Das ist blöd. Bis sie diese Woche in New York den International Emmy gewann. Das ist der wichtigste Fernsehpreis der Welt für Produktionen außerhalb der USA. Und den gab es zum ersten Mal für eine deutsche Jugendserie. Das macht Hoffnung.
Mit dem Trabi fahren wir in die DDR-Geschichte
"Wir gehen zurück in die Vergangenheit, das sind Geschichten für die Ewigkeit", verkündet der Sechsteiler. Es treffen sich Anna, nach der Wende geboren im alten Ost-Berlin, und Julian aus Stuttgart. "Da war ja eine Mauer zwischen uns! Wenn das noch so wäre, hätten wir zwei uns nie kennengelernt", stellt Anna den Bezug zur Gegenwart für ein junges Publikum in wenigen Sekunden her.

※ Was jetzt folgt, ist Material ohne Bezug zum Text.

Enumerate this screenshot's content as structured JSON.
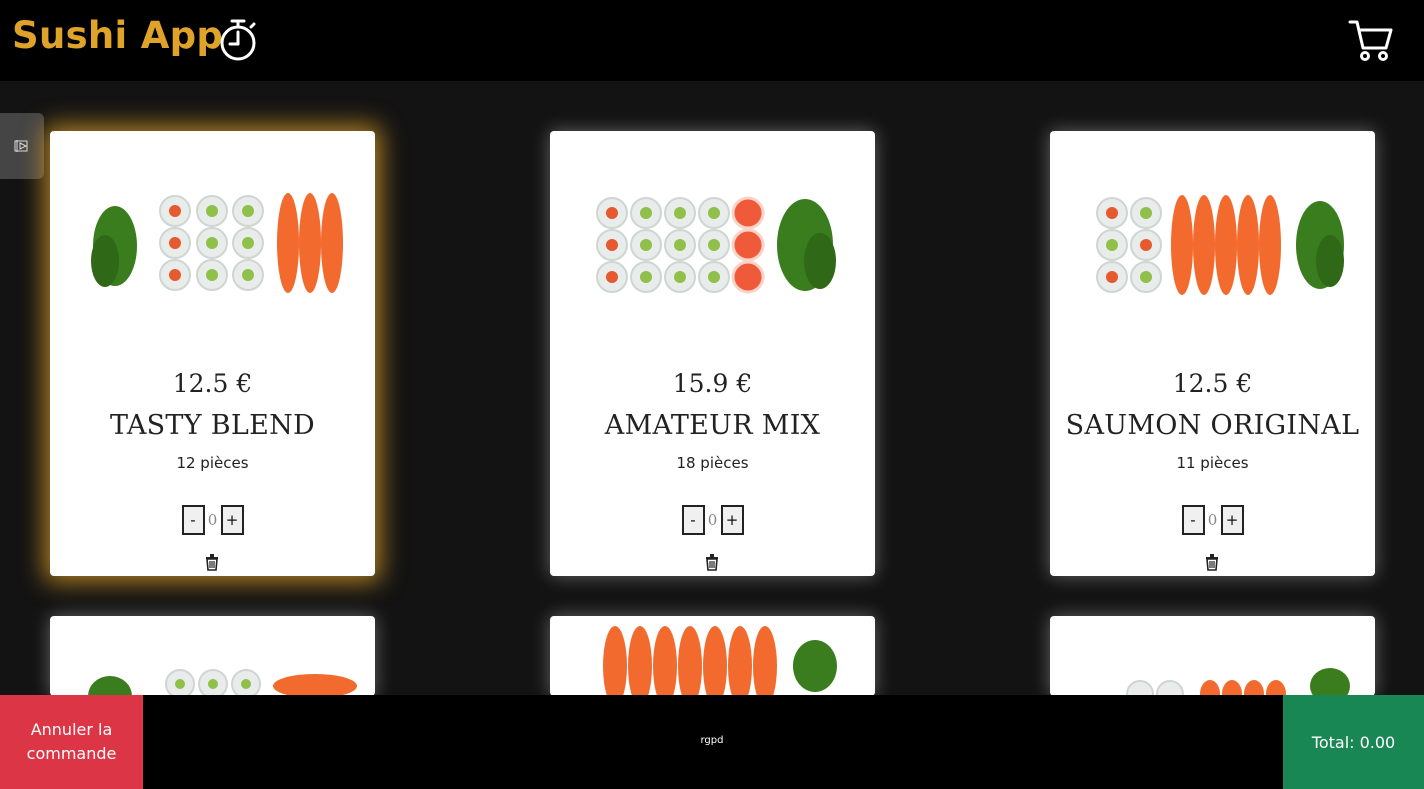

Begleitet von einigen Zeichentrick-Figuren machen sich die beiden auf den Weg zurück in die Vergangenheit. Im Westen fahren sie mit dem Fiat Cinquecento los, um auf der anderen Seite der Mauer mit einem Trabi anzukommen. Wir sehen: Der Staub des Geschichtsbuches hat in dieser Form der Geschichtsbildung keine Chance.
DDR-Besuch: "Die erschießen dich!"
Wie viel sich in unserem heute oft so verbitterten Gesamtdeutschland verändert hat? Mir fällt dazu immer eine Szene aus der Zeit der Grenzöffnung ein. Da war ich Wessie zum allerersten Mal unterwegs in Richtung DDR – an dem Tag, als das erstmals möglich war.
Genau auf dem Todesstreifen zwischen den beiden deutschen Ländern halte ich das Auto an, um ein Foto zu machen. Da schreit hinter mir jemand aus dem Auto heraus: "Bist Du wahnsinnig? Die erschießen dich!" Ich habe überlebt. Wir haben uns weiterentwickelt. Wie wild und wie aufregend dieses Zusammenwachsen war, bringt die Jugendserie ganz unaufgeregt mit animierten Bildern nahe.
"Schießbefehl oder Freiheit?"
"Auf einen Trabi hast du in der DDR mindestens zehn Jahre lang gewartet", erfahren die Zuschauer. So also funktioniert Planwirtschaft hinter dem "antifaschistischen Schutzwall". "Seid bereit!", beginnt der Schulunterricht. "Immer bereit!", antworten die Schüler. So funktioniert militärische Früherziehung. Sie führen die Hand zum Gruß an den Kopf.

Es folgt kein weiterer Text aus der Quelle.